En rentrant dans la tradition parlementaire, on ne faisait que se conformer aux exigences mêmes de la loi constitutionnelle. Elle prévoit expressément, nous l’avons vu, que les ministres ont à répondre, devant les Chambres, non seulement de leurs actes personnels, mais, en outre, de la politique générale du Gouvernement.

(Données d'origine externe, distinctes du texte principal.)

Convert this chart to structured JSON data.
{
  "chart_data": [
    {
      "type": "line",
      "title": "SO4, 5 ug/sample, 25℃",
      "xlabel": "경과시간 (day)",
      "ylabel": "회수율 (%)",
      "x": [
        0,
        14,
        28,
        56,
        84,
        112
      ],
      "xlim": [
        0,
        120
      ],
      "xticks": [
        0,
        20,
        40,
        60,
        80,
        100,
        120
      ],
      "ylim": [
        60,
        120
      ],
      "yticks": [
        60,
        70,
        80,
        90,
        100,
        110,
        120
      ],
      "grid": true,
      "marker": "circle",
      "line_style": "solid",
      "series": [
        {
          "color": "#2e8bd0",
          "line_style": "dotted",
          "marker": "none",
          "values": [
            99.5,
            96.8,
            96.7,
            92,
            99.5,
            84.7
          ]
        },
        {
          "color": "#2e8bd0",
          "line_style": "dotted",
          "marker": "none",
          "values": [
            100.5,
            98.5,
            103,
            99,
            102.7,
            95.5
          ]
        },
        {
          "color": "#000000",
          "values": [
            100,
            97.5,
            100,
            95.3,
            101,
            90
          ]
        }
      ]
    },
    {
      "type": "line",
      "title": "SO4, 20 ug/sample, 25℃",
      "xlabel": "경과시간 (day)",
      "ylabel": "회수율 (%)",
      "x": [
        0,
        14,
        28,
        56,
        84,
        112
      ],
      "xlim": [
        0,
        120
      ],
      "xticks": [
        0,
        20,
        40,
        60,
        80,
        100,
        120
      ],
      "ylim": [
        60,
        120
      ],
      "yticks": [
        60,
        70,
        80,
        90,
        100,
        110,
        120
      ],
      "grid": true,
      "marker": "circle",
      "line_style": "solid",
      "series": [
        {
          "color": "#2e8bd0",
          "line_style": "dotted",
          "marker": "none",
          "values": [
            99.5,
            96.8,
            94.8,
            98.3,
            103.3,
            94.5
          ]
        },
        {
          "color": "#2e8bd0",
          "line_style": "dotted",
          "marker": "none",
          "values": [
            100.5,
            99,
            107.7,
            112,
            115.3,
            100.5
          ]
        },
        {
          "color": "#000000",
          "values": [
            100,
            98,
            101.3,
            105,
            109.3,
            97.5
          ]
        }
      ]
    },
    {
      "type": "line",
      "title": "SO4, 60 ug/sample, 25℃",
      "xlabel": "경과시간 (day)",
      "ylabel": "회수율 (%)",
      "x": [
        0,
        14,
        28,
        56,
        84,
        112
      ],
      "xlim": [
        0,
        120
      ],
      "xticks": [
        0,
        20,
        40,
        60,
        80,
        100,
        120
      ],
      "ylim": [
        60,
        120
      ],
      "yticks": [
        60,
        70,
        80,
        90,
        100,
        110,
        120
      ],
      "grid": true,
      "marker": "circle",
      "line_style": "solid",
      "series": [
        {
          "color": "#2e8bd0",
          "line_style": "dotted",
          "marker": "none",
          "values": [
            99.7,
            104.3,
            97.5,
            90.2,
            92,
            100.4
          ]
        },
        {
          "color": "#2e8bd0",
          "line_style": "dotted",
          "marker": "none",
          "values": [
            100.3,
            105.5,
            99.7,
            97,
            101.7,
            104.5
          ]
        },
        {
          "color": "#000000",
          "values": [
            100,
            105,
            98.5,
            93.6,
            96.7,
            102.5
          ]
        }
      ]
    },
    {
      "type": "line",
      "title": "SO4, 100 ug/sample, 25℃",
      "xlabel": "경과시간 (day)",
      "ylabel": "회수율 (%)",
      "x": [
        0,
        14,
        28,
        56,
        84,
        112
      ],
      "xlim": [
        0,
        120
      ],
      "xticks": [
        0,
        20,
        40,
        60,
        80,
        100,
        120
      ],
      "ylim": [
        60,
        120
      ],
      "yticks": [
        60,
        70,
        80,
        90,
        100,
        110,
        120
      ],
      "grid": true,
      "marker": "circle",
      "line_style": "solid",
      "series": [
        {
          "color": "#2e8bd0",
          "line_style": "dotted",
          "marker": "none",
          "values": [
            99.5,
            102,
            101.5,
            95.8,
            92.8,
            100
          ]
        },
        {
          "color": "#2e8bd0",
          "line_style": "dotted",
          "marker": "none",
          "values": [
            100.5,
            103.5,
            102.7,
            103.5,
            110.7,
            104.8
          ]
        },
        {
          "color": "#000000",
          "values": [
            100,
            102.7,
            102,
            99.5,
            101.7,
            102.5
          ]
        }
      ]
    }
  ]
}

Tant que le Président de la République pouvait, comme ce fut le cas de M. Thiers, cumuler en sa personne les fonctions présidentielles et la qualité de parlementaire, c’était naturellement à lui qu’il revenait de défendre à la tribune la politique générale du Gouvernement. M. Thiers usa de ce droit. Un jour vint où la majorité de l’Assemblée nationale trouva qu’il en abusait. La loi du 13 mars 1873, signe avant-coureur de la journée du 24 mai, institua un système chinois destiné à réglementer l’apparition à la tribune de l’Assemblée nationale du Président de la République. Il ne pouvait librement communiquer avec l’Assemblée que sous la forme de messages qui seraient lus à la tribune par un ministre. La Constitution de 1875, qui prohibe le cumul du mandat parlementaire avec les fonctions présidentielles, n’a retenu que cette dernière disposition et tout naturellement le président du Conseil des ministres s’est trouvé chargé de défendre à la tribune du Parlement auquel il appartient la politique générale du Gouvernement, délibérée entre le Président de la République, ses collègues et lui.

Car il va de soi que la collaboration du Président avec les membres du Cabinet, base de l’organisation de notre pouvoir exécutif, n’exclut pas des matières sur lesquelles elle s’exerce la politique générale. Celle-ci en constitue forcément le premier objet.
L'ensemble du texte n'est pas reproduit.